C’est un débarquement qui devance d’un quart de siècle celui des boys sur les plages de Normandie en juin 1944. Après la Grande Guerre, plus d’un écrivain américain en devenir s’installe en France. Une expatriation plus ou moins longue vécue comme un exil bienvenu. Dans les années folles, Paris est encore le phare incontesté des arts et des lettres. On regarde la Ville Lumière avec les yeux de Chimène, surtout si on en a soupé du puritanisme américain et de la boue des tranchées – souvent des deux.

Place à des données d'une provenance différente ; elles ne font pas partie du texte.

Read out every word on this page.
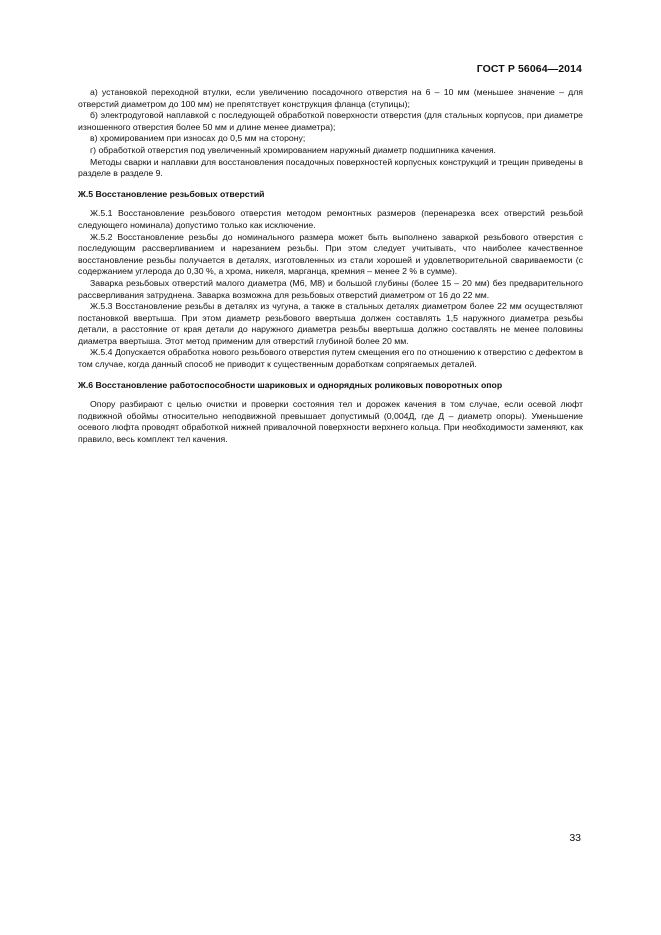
ГОСТ Р 56064—2014

а) установкой переходной втулки, если увеличению посадочного отверстия на 6 – 10 мм (меньшее значение – для отверстий диаметром до 100 мм) не препятствует конструкция фланца (ступицы);

б) электродуговой наплавкой с последующей обработкой поверхности отверстия (для стальных корпусов, при диаметре изношенного отверстия более 50 мм и длине менее диаметра);

в) хромированием при износах до 0,5 мм на сторону;

г) обработкой отверстия под увеличенный хромированием наружный диаметр подшипника качения.

Методы сварки и наплавки для восстановления посадочных поверхностей корпусных конструкций и трещин приведены в разделе в разделе 9.

Ж.5 Восстановление резьбовых отверстий

Ж.5.1 Восстановление резьбового отверстия методом ремонтных размеров (перенарезка всех отверстий резьбой следующего номинала) допустимо только как исключение.

Ж.5.2 Восстановление резьбы до номинального размера может быть выполнено заваркой резьбового отверстия с последующим рассверливанием и нарезанием резьбы. При этом следует учитывать, что наиболее качественное восстановление резьбы получается в деталях, изготовленных из стали хорошей и удовлетворительной свариваемости (с содержанием углерода до 0,30 %, а хрома, никеля, марганца, кремния – менее 2 % в сумме).

Заварка резьбовых отверстий малого диаметра (М6, М8) и большой глубины (более 15 – 20 мм) без предварительного рассверливания затруднена. Заварка возможна для резьбовых отверстий диаметром от 16 до 22 мм.

Ж.5.3 Восстановление резьбы в деталях из чугуна, а также в стальных деталях диаметром более 22 мм осуществляют постановкой ввертыша. При этом диаметр резьбового ввертыша должен составлять 1,5 наружного диаметра резьбы детали, а расстояние от края детали до наружного диаметра резьбы ввертыша должно составлять не менее половины диаметра ввертыша. Этот метод применим для отверстий глубиной более 20 мм.

Ж.5.4 Допускается обработка нового резьбового отверстия путем смещения его по отношению к отверстию с дефектом в том случае, когда данный способ не приводит к существенным доработкам сопрягаемых деталей.

Ж.6 Восстановление работоспособности шариковых и однорядных роликовых поворотных опор

Опору разбирают с целью очистки и проверки состояния тел и дорожек качения в том случае, если осевой люфт подвижной обоймы относительно неподвижной превышает допустимый (0,004Д, где Д – диаметр опоры). Уменьшение осевого люфта проводят обработкой нижней привалочной поверхности верхнего кольца. При необходимости заменяют, как правило, весь комплект тел качения.

33
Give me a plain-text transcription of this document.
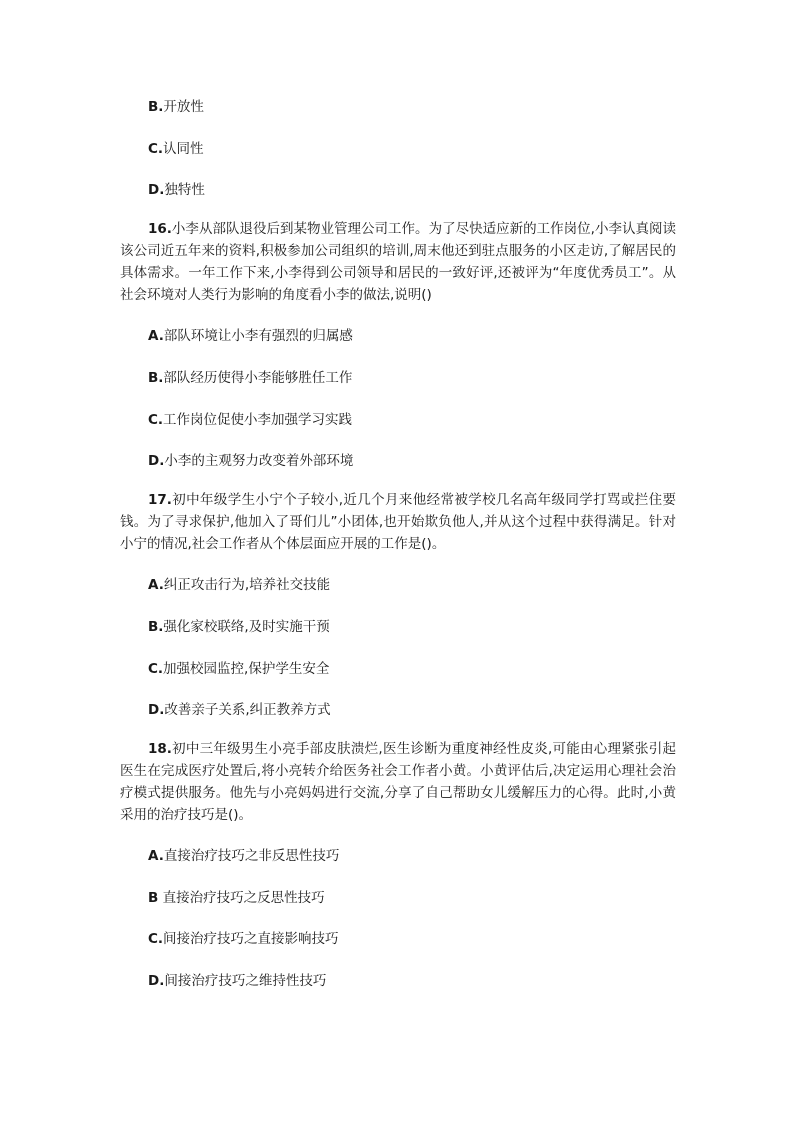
B.开放性
C.认同性
D.独特性
16.小李从部队退役后到某物业管理公司工作。为了尽快适应新的工作岗位,小李认真阅读该公司近五年来的资料,积极参加公司组织的培训,周末他还到驻点服务的小区走访,了解居民的具体需求。一年工作下来,小李得到公司领导和居民的一致好评,还被评为“年度优秀员工”。从社会环境对人类行为影响的角度看小李的做法,说明()
A.部队环境让小李有强烈的归属感
B.部队经历使得小李能够胜任工作
C.工作岗位促使小李加强学习实践
D.小李的主观努力改变着外部环境
17.初中年级学生小宁个子较小,近几个月来他经常被学校几名高年级同学打骂或拦住要钱。为了寻求保护,他加入了哥们儿”小团体,也开始欺负他人,并从这个过程中获得满足。针对小宁的情况,社会工作者从个体层面应开展的工作是()。
A.纠正攻击行为,培养社交技能
B.强化家校联络,及时实施干预
C.加强校园监控,保护学生安全
D.改善亲子关系,纠正教养方式
18.初中三年级男生小亮手部皮肤溃烂,医生诊断为重度神经性皮炎,可能由心理紧张引起医生在完成医疗处置后,将小亮转介给医务社会工作者小黄。小黄评估后,决定运用心理社会治疗模式提供服务。他先与小亮妈妈进行交流,分享了自己帮助女儿缓解压力的心得。此时,小黄采用的治疗技巧是()。
A.直接治疗技巧之非反思性技巧
B 直接治疗技巧之反思性技巧
C.间接治疗技巧之直接影响技巧
D.间接治疗技巧之维持性技巧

Le mode de vie libéré de la capitale française aimante. A la terrasse des cafés, La Rotonde, La Coupole ou La Closerie des Lilas, on refait le monde. La nuit, le gai Paris s’encanaille. On acclame Joséphine Baker à La Revue nègre des Champs-Elysées. Le beau linge accourt aux meetings de boxe au Vél’ d’Hiv, au Cirque d’Hiver et à la Salle Wagram. Entre Montparnasse et Montmartre, on peut croiser le peintre japonais Foujita et le sculpteur grison Alberto Giacometti. Ce vaste microcosme à la Robert Doisneau assaisonné de cosmopolitisme et de créativité est irrésistible.

DES AMÉRICAINS EN EUROPE

Francis Scott Fitzgerald, T.S. Eliot, Sylvia Beach, Ezra Pound et sa poésie en vers libres, Dorothy Parker, John Dos Passos en train d’imaginer Manhattan Transfer, Sherwood Anderson, Henry Miller tout à ses expériences sexuelles et littéraires... En plus de traîner le long de la Seine, ces auteurs lézardent sur la Côte d’Azur et se rendent en Italie. Autour d’un de leurs points de chute, la librairie Shakespeare and Company de l’Odéon, ils se rencontrent, rêvassent, trouvent peu à peu leur style. Paris est leur tremplin artistique.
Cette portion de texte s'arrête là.